To combat this, only heat the bottom of the foam gently.
After shaping the foam:
Just stamp the leather pattern on with gentle heat
Overheating will "unbend" the shapes that are formed
Can't work on a large area at once
Please use a bloody ruler if you're cutting straight edges. Nothing worse than a straight edge that looks wonky.
Step 2 - Heat the foam then stamp it
Roughly scrunch up the tin foil. Make sure the pattern isn't too uniform. You can create a stamp shape so you basically beat the foam with a ball of tin foil or alternatively a rolling pin can be used to roll onto the foam.
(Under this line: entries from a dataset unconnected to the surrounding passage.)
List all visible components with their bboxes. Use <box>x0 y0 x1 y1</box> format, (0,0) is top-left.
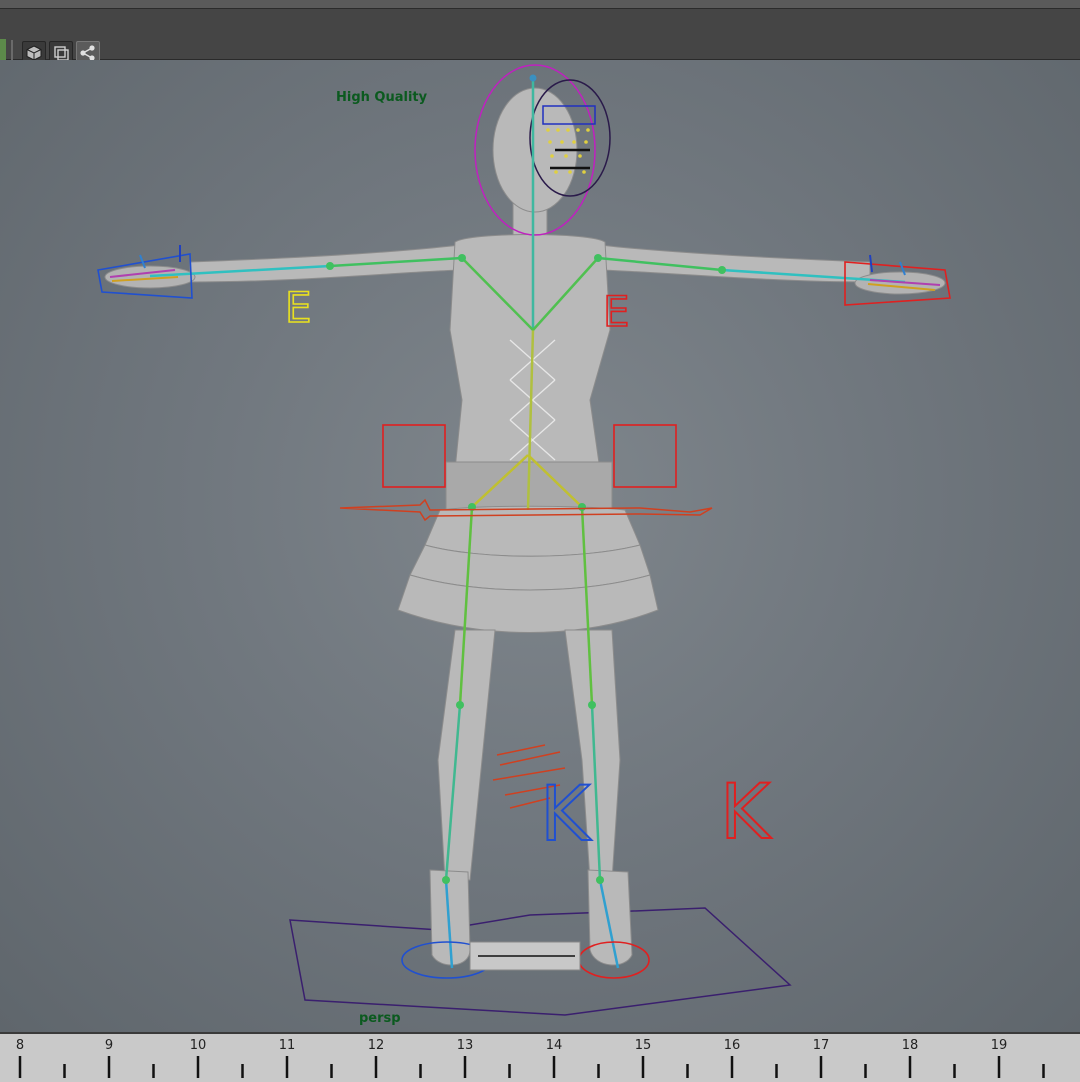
timeline-frame-label: 15 <box>634 1038 652 1053</box>
timeline-frame-label: 14 <box>545 1038 563 1053</box>
toolbar-overflow-stub[interactable] <box>0 39 6 61</box>
knee-control-left[interactable]: K <box>539 768 593 859</box>
viewport-toolbar <box>0 9 1080 65</box>
timeline-frame-label: 12 <box>367 1038 385 1053</box>
menu-bar-strip <box>0 0 1080 9</box>
scene-svg: E E K K <box>97 64 951 1016</box>
timeline-frame-label: 11 <box>278 1038 296 1053</box>
toolbar-separator <box>11 40 13 60</box>
timeline-frame-label: 13 <box>456 1038 474 1053</box>
3d-viewport[interactable]: E E K K High Quality persp <box>0 60 1080 1032</box>
timeline-frame-label: 10 <box>189 1038 207 1053</box>
timeline-frame-label: 18 <box>901 1038 919 1053</box>
elbow-control-right[interactable]: E <box>602 286 630 337</box>
timeline-frame-label: 17 <box>812 1038 830 1053</box>
pelvis-control-left[interactable] <box>382 424 446 488</box>
elbow-control-left[interactable]: E <box>284 282 312 333</box>
timeline-frame-label: 16 <box>723 1038 741 1053</box>
quality-label: High Quality <box>336 90 428 105</box>
time-slider[interactable]: 8 9 10 11 12 13 14 15 16 17 18 19 <box>0 1032 1080 1082</box>
timeline-frame-label: 8 <box>15 1038 25 1053</box>
pelvis-control-right[interactable] <box>613 424 677 488</box>
knee-control-right[interactable]: K <box>719 766 773 857</box>
timeline-frame-label: 19 <box>990 1038 1008 1053</box>
character-mesh[interactable] <box>104 87 946 966</box>
camera-label: persp <box>359 1011 401 1026</box>
timeline-frame-label: 9 <box>104 1038 114 1053</box>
Heat the foam gently until it is a little soft. You'll see the foam change colour on the parts that were heated. Difficult to explain exactly how long you need to heat it other than "don't go crazy". Good luck.
Step 3 - Clean up edges
Tools (with affiliate links)
No leather edges are completely 90 degrees. Soften the edge with a stone tip to avoid taking chunks out.
Step 4 - Base coats
Don't over-seal the foam as you want the foam to absorb some of the paint still.
Step 5 - Finishing
I sprayed it with a light layer of gloss varnish. Apply a very thin layer so it's not too shiny. Satin varnish aerosol also works well.
To sell it a little more, I used some weathering techniques I found on youtub on how to weather.
Using a leather hole spacing tool, I stamped some holes in for stitches to really sell the look. you can buy a cheap kit from Amazon with all the threads and everything. You can simply press the holes into the foam and it should go through. A hammer is not necessary for this step. I put a bit of card board down so I don't make holes on my desk.
The side of a leather piece is normally worn and a light shade than the main parts
Dry brush some lighter colours on the sticky-outy bits to create highlights. This emulates the leather being rubbed
Don't stick to one colour. Use a range for a more natural look
Don'overheatat the foam or it'll leave a burn mark that would be difficult to get rid of
Do it in a well-ventilated area as foam fumes are harmful
You can stamp the tin foil on a completed build but be careful not to warp the existing build
If you need to remould the foam piece, heat from the back to avoid removal of the foil pattern
If the piece of foil gets too smooth, try re-scrunching the pattern or get a new piece of foil
Rolling pin is nice for a large area but it does smoothen out the foil quickly
Here are some photos, weather is not great as I gave up and rushed the finish but it is what it is. You get the idea, good luck!